This is Exercise 7.6.6 of Humphreys', "Linear Algebraic Groups".
The Question:
Show that the identity component $G^\circ$ of a linear algebraic group $G$ is a characteristic subgroup.
The Details:
The identity component is the unique irreducible component of $G$ of the identity $e$.
A subgroup $H$ of $G$ is characteristic if it is stable under all automorphisms $\varphi\in{\rm Aut}(G)$; that is, $\varphi(H)\subseteq H$.
Thoughts:
I think we could make use of the following in Humphreys (paraphrased).

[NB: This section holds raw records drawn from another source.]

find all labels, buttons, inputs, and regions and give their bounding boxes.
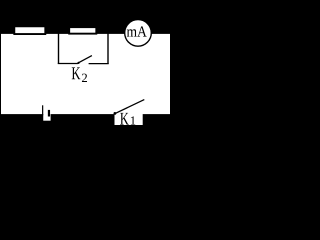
battery B1 long thin plate xyxy=(42,105,44,115)
circuit loop interior (white panel; its outer edges are the top, left, bottom and right wires) xyxy=(1,34,170,114)
label K1 subscript 1 xyxy=(131,116,135,124)
battery B1 short thick plate xyxy=(48,110,50,117)
label K2 subscript 2 xyxy=(82,74,87,82)
switch K2 pivot xyxy=(77,62,79,64)
K2 branch bottom-right wire xyxy=(89,63,109,65)
ammeter label mA xyxy=(127,29,137,36)
resistor R1 (left box on top wire) xyxy=(14,26,45,34)
switch K1 lever (open) xyxy=(115,100,145,114)
K2 branch bottom-left wire xyxy=(58,63,78,65)
K2 branch left vertical wire xyxy=(58,34,60,64)
label K1 white backing box xyxy=(115,113,143,125)
switch K1 pivot xyxy=(114,112,117,115)
ammeter U1 (mA) xyxy=(125,20,152,47)
label K1 letter K xyxy=(120,113,129,125)
K2 branch right vertical wire xyxy=(107,34,109,64)
battery B1 white gap in bottom wire xyxy=(43,113,50,121)
switch K2 lever (open) xyxy=(78,56,92,63)
label K2 letter K xyxy=(72,67,81,79)
resistor R2 (box on top wire above switch K2) xyxy=(69,27,96,34)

Proposition 7.3.1: Let $G$ be a linear algebraic group. Then $G^\circ$ is a normal subgroup of finite index in $G$, whose cosets are the connected as well as irreducible components of $G$.
It takes care of showing $G^\circ$ is a subgroup.
One idea I have is to hit $G^\circ$ with an arbitrary $\varphi\in{\rm Aut}(G)$. The normality might come into play but I think the main thing to exploit would be irreducibility.
Context:
For questions of mine involving irreducibility in the context of linear algebraic groups, see here; you will find the definition of irreducible I am familiar with in those. The best such question for our current purposes is: The components of a Noetherian space are its maximal irreducible closed subsets.
Two questions of mine on characteristic subgroups of abstract groups are:
- An abelian, characteristically simple group is divisible (supposedly).
- Let $G$ be f.g. with $H\le G$ s.t. $[G:H]<\infty$. Then $\exists K\le H$ with $K\sqsubseteq G$ and $[G:K]<\infty$.
Please help 🙂
Best Answer
If you already know $G^\circ\subset G$ is the unique irreducible component containing the identity $e$, then this is immediate.
Indeed, for any automorphism $\varphi$ of $G$, we have $\varphi(G^\circ)$ is also an irreducible component containing the identity $e$, so $\varphi(G^\circ)=G^\circ$ by uniqueness.